Friday , April 19 2024
Margaret Mitchell and Harper Lee on PBS.

TV Review: American Masters – Margaret Mitchell American Rebel and Harper Lee – Hey, Boo

Margaret Mitchell and Harper Lee have much in common. They are both from the South, though in no way is either the archetypal Southern Belle. Each was something of a tomboy. They both produced one remarkable novel and never wrote another. They each created word portraits of life in the South that were to become iconic. Excellent films were made from the books, and each of the films was a huge popular success. So it is not strange that PBS should choose to air American Masters documentaries about the two authors on the same evening. It is not strange, but it is unfortunate.

Margaret Mitchell: American Rebel premieres nationally on Monday, April 2 at nine PM. It is followed at ten PM by Harper Lee: Hey, Boo. The proximity of the two is unfortunate because the Mitchell film is a fairly conventional biographical documentary, while the Lee film is a masterful attempt to explain the significance of a 20th century literary masterpiece. It is unfortunate because the attention to the books that made these women household names makes it abundantly clear that while one was a hugely successful piece of popular fiction, the other was not only a great work of literary fiction, it was a significant force for social change.

Certainly Mitchell’s Gone With the Wind was an important book in its day, but To Kill a Mockingbird is a book for the ages. It is no accident that the talking heads that appear in the Mitchell documentary are for the most part members of the Mitchell industry. They are Mitchell biographers, Southern historians and a film historian with a book on Gone With the Wind. The novelist Pat Conroy appears, but he is also someone who has written about Mitchell, and Pearl Cleage is on board to give us the Black perspective on the book, but, by and large, the documentary is less interested in the novel than it is in the woman who wrote it.

The talking heads in the Lee documentary, on the other hand cut a wide swath across the American cultural scene. There are important literary novelists like Richard Russo and Wally Lamb. There are writers of popular fiction: Scott Turow, James Patterson. There are social and cultural leaders: Andrew Young, Oprah Winfrey, Tom Brokaw. They all speak to the effect the book had on them and on the national conscience. Perhaps because of the importance of the book, perhaps because of the author’s decision to keep out of the public eye, this is a documentary more interested in the novel than it is in the woman who wrote it.

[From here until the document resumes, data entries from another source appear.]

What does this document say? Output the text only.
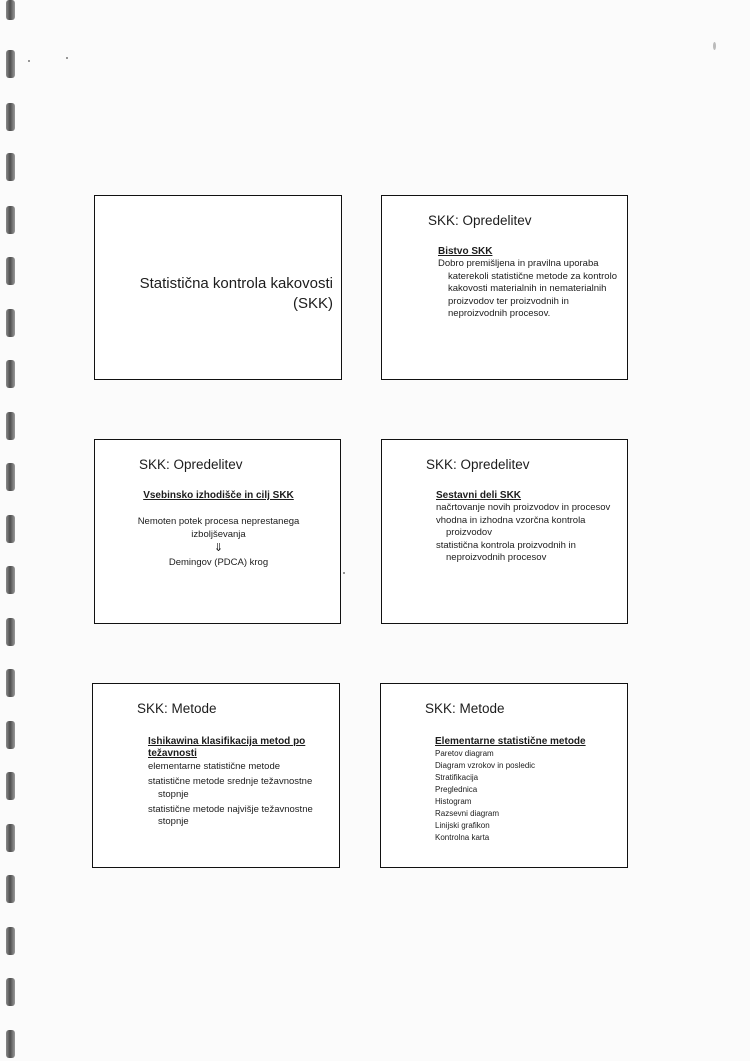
Statistična kontrola kakovosti
(SKK)
SKK: Opredelitev
Bistvo SKK
Dobro premišljena in pravilna uporaba
katerekoli statistične metode za kontrolo
kakovosti materialnih in nematerialnih
proizvodov ter proizvodnih in
neproizvodnih procesov.
SKK: Opredelitev
Vsebinsko izhodišče in cilj SKK
Nemoten potek procesa neprestanega
izboljševanja
⇓
Demingov (PDCA) krog
SKK: Opredelitev
Sestavni deli SKK
načrtovanje novih proizvodov in procesov
vhodna in izhodna vzorčna kontrola
proizvodov
statistična kontrola proizvodnih in
neproizvodnih procesov
SKK: Metode
Ishikawina klasifikacija metod po
težavnosti
elementarne statistične metode
statistične metode srednje težavnostne
stopnje
statistične metode najvišje težavnostne
stopnje
SKK: Metode
Elementarne statistične metode
Paretov diagram
Diagram vzrokov in posledic
Stratifikacija
Preglednica
Histogram
Razsevni diagram
Linijski grafikon
Kontrolna karta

Watch Harper Lee: Hey, Boo on PBS. See more from American Masters.

The Mitchell documentary is well done; the Lee documentary is a work of art. The Mitchell film follows the life of the author. It describes her childhood, looks at her marriages, her work in journalism, her periods of depression, and the writing of her book. It talks about the motion picture with plenty of clips of Clark Gable and Vivien Leigh, and goes on to detail her life after the hoopla had died down. It describes her activity during the war years and her contributions for medical students at Morehouse University. It is a creditable portrait of the woman and her work.

The Lee documentary is an impassioned expression of admiration for an emotionally charged life changing novel. What there is of the author’s life, and there isn’t all that much, is all related in some way to the contents of the novel. Award winning filmmaker Mary McDonagh Murphy, author of Scout, Atticus & Boo: A Celebration of To Kill a Mockingbird, has done masterful job of melding biography and fiction. She points out the origins of many of the characters and describes locations used in the novel. Certainly, she pays attention to Lee’s life in New York, to the interest she took in the film, her friendship with Truman Capote and their estrangement, but the emphasis is always on the book. Indeed the way she weaves together readings from the novel with lines from the film is a very effective indication of the close relationship between Horton Foote’s script and Lee’s original dialogue. In many respects it is a love song to the book.

These are two excellent documentaries, both well worth your attention. It is merely that the one pales in the presence of the other. Watch them both to be sure, but if you only have time for one, you don’t want to miss Harper Lee: Hey, Boo.